Part recognition by OCR and Computer Vision – Industrie 4.0
Publiée le May 16, 2025
Publiée le May 16, 2025
In industrial and railway workshops, fast, reliable identification of spare parts is essential. Paper catalogs or manual databases slow technicians down: a search can take fifteen to twenty minutes, and identification errors cause delays and additional costs. The arrival ofAI-enhanced OCR (Optical Character Recognition ) and computer vision solutions is changing the game: they can recognize part codes, markings and even component geometry with great precision.

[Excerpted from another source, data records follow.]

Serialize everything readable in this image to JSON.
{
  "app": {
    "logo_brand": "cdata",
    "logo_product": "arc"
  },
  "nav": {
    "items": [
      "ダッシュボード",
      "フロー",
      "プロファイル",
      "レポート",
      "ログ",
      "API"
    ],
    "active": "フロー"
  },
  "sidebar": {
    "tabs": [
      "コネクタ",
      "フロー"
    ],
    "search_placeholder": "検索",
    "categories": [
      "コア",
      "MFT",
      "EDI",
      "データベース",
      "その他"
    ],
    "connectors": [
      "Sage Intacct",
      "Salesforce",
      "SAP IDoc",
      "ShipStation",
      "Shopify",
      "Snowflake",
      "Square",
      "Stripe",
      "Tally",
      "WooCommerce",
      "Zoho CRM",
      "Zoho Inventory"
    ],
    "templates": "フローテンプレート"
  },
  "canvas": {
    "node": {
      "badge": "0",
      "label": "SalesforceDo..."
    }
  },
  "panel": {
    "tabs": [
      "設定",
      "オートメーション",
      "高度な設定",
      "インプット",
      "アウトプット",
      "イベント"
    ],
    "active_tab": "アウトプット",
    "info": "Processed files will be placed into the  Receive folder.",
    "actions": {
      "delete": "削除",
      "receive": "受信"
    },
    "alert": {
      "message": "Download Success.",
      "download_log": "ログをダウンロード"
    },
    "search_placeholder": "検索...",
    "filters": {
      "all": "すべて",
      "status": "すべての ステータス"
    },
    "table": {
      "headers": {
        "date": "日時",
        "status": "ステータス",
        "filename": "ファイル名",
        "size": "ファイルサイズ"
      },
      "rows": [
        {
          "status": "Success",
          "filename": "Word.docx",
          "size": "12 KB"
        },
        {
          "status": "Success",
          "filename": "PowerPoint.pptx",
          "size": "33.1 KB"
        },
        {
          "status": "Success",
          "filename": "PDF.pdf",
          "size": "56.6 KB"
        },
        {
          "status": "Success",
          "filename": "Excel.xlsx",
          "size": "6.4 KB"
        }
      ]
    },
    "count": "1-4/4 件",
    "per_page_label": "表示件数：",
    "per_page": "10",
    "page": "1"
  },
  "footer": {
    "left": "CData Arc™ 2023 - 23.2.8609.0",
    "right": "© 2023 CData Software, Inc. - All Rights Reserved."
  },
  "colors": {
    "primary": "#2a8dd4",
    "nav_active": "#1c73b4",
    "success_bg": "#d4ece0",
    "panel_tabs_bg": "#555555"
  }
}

Traditional OCR, based on heuristic models, comes up against several obstacles: lighting variations, curved labels, reflective surfaces, damaged characters, non-standard fonts and irregular formats. NewOCR toolsusing artificial intelligence overcome these limitations by relying on neural networks trained on huge datasets. According to a study by Automation World, these new OCRs are capable of reading codes on curved or reflective surfaces, and interpreting text even when the characters are distorted. For example:
Cognex ViDi EL: a suite of deep learning tools that verifies dates and batches on pet food cans, delivering reliable results even under difficult conditions.
Matrox Design Assistant: software based on a pre-trained model capable of reading non-standard fonts on Ben & Jerry’s ice-cream lids, reducing the need for manual intervention.
These tools combine character recognition with full image analysis (edge detection, position tracking) to enhance robustness. They can be coupled with part libraries, to check consistency between the printed code and the part physically observed.
At the same time, startups have developed solutions that go beyond OCR and use computer vision to identify parts without visible codes. Notable initiatives include:
Partium – the result of the merger of Slyce (USA), Catchoom (Spain) and Humai (Austria). According to Design World, this company offers a part recognition system for industrial environments, capable of achieving a recognition rate of over 95% thanks to the combination of computer vision and a proprietary AI called Delta. The solution is available as a mobile application, software development kit (SDK) or warehouse kiosk. It reduces identification time, avoids errors and offers machine builders a new after-sales channel.
Synthavo – this startup offers an API for parts recognition. By taking a photo of a component, the AI identifies the model in a matter of seconds. The aim is to reduce search times and increase after-sales service revenues for equipment manufacturers.
Part-finder Kiosk – Partium has commercialized an in-store search kiosk that lets you place a part in a device and immediately obtain its ID and stock location. According to Design World, the kiosk uses a vision system to recognize parts and indicates exactly where to retrieve them.
PapAI (Datategy) – in addition to its data analysis functions, the PapAI platform offers part recognition modules incorporating machine learning, natural language processing and convolutional neural networks (CNN). An article by Datategy points out that AI enables accurate searches even when data is incomplete or confusing, thanks to features such as image recognition, contextual search and result prediction. AI improves user satisfaction and reduces misidentification.
Modern systems combine several building blocks:
Computer vision and CNN: models analyze the shape, texture and color of parts. They are able to differentiate between visually similar components and reduce errors due to ambiguous descriptions.
Natural Language Processing: to interpret textual queries (descriptions, incomplete serial numbers). NLP breaks down queries, corrects errors and searches for matches in the parts database.
Contextual search: algorithms combine image, text and context data (e.g. type of locomotive, assembly used) to refine results.
Predictive analytics: models forecast which components will be needed, based on consumption history and failure trends.
To implement such a solution, the company needs to prepare its data: collect and standardize its catalogs, standardize parts lists, and enrich part sheets with metadata (dimensions, photos, compatibilities). Model formation requires labeled data sets, including photos of parts from different angles and lighting. Models must be evaluated according to precision and recall metrics to guarantee their reliability.
Some railway companies have already implemented AI-based part search solutions:
Deutsche Bahn: the German rail operator has deployed a parts search engine, reducing identification time from 15-20 minutes to just a few seconds. More than 10,000 technicians use it, saving around 16,800 working days a year.
ÖBB (Austria): inspired by Deutsche Bahn’s experience, ÖBB has equipped around 800 agents with a visual search engine. Search times have been considerably reduced, and the company plans to extend the tool to other teams.
ConMoto Consulting: this consulting firm uses AI to optimize parts management. AI helps decide which parts to stock, by analyzing historical data, usage trends and consumption patterns. This improves accuracy and reduces errors.
These examples show that AI-based part recognition can save time, increase reliability and boost productivity. It fits into a broader continuum: predictive maintenance uses visual recognition to prepare interventions, while intelligent planning (article 3) will assign tasks taking available parts into account.
For a railway workshop, rapid parts recognition is strategic: when a locomotive is immobilized, every minute counts. An AI system coupled with a search kiosk or mobile application would enable technicians to photograph a part, obtain the part number and immediately see its availability. The system could also suggest alternative parts and automatically launch the order if stock is insufficient. Combined with predictive maintenance and load planning, this reduces downtime, optimizes inventory and improves customer satisfaction.